E poi, sconnessi dalla successione di questo racconto, teschi blu assemblati a scheletri di uccelli, scoiattoli e ratti; cumuli di ossa in vetro sormontati da piccole sculture di organi sessuali; un ciucciotto dal sapore sarcasticamente dadaista; e una sala con un intestino sospeso e le sculture di un altro teschio e una tartaruga circondate da piccole sfere trasparenti e blu, in un’opera ambiente tutta da attraversare e da vivere.

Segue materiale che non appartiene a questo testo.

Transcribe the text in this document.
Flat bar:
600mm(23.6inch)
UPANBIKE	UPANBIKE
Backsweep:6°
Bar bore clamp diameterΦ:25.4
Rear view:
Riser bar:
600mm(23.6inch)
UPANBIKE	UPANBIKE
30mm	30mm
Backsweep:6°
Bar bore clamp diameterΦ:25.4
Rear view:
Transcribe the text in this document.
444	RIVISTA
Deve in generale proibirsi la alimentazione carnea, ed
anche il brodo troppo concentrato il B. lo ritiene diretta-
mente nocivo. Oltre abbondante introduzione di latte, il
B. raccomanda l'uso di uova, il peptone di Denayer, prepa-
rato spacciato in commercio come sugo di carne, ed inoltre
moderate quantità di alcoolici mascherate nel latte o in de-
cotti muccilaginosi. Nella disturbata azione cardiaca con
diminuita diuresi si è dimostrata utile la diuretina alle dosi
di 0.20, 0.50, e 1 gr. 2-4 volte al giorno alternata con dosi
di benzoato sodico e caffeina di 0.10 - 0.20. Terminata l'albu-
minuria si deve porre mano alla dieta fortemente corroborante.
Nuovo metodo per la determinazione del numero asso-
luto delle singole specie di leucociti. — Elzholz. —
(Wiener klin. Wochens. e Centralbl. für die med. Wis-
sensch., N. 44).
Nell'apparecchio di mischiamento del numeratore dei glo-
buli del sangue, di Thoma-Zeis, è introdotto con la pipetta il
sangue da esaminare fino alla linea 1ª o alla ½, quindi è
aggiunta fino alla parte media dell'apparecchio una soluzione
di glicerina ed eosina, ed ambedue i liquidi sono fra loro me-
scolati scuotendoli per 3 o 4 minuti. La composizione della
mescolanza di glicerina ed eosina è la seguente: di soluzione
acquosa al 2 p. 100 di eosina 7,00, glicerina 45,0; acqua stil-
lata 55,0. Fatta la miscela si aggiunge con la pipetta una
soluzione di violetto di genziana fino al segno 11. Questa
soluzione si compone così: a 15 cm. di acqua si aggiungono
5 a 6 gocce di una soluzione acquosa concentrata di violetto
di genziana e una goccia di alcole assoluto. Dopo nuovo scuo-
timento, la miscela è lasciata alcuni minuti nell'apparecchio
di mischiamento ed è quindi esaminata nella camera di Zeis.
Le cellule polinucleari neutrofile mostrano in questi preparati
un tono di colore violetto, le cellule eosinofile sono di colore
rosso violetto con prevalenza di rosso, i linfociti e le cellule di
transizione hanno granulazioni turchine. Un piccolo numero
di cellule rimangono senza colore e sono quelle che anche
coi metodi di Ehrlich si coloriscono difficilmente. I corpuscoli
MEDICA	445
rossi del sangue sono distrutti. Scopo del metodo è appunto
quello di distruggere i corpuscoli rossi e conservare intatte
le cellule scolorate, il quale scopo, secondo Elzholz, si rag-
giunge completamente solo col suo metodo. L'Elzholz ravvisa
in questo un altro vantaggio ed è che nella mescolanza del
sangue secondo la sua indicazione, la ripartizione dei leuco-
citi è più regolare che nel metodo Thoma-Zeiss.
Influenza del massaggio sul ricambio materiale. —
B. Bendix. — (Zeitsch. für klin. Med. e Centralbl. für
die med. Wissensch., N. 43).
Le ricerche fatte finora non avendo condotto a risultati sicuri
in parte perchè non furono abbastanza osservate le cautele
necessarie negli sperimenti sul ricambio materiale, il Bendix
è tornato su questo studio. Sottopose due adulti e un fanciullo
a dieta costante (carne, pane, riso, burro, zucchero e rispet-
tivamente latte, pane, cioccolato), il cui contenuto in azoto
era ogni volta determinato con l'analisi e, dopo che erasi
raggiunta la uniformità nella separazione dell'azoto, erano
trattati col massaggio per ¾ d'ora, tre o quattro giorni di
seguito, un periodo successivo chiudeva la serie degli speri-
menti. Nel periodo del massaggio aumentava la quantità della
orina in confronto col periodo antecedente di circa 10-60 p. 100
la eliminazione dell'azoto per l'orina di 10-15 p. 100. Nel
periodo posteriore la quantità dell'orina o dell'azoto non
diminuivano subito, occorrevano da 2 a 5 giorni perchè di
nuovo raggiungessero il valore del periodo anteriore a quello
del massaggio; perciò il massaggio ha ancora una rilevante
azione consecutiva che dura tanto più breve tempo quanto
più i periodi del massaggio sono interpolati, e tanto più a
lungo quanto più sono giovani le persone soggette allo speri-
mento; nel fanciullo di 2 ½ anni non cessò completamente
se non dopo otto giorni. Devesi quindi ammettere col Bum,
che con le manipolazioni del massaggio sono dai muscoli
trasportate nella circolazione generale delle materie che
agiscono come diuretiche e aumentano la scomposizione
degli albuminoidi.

Per ultimo (e per primo), la metamorfosi di uno scarabeo verde occupa il centro di quel chiostro in pietra d’Istria, mentre il tipico esemplare faunistico veneziano spadroneggia sulle travi che corrono tutt’attorno. Usciamo da un luogo che sembra essersi trasformato in ossa, anche lui.
Usciamo nuovi, da una mostra altissima che, parafrasando lo stesso Jan Fabre, rischia di sfuggire alla coscienza umana per l’incredulità.

 


Grazie al team di sorveglianza dell’esposizione e alla preziosissima Cecilia Foresi, per le lunghe conversazioni su Fabre e non solo.
La mostra è curata da Giacinto di Pietrantonio, Katerina Koskina, Dimitri Ozerkov, promossa da GAMeC-Bergamo e visitabile gratuitamente fino al 26 novembre prossimo.

Consigli di lettura.

Giornale notturno I (1978-1984) e Giornale notturno II (1985-1991), Jan Fabre, Edizioni Cronopio, 2013.

Vista con granello di sabbia, Wisława Szymborska, Adelphi 2009

Solo bagaglio a mano, di Gabriele Romagnoli, Feltrinelli, 2015.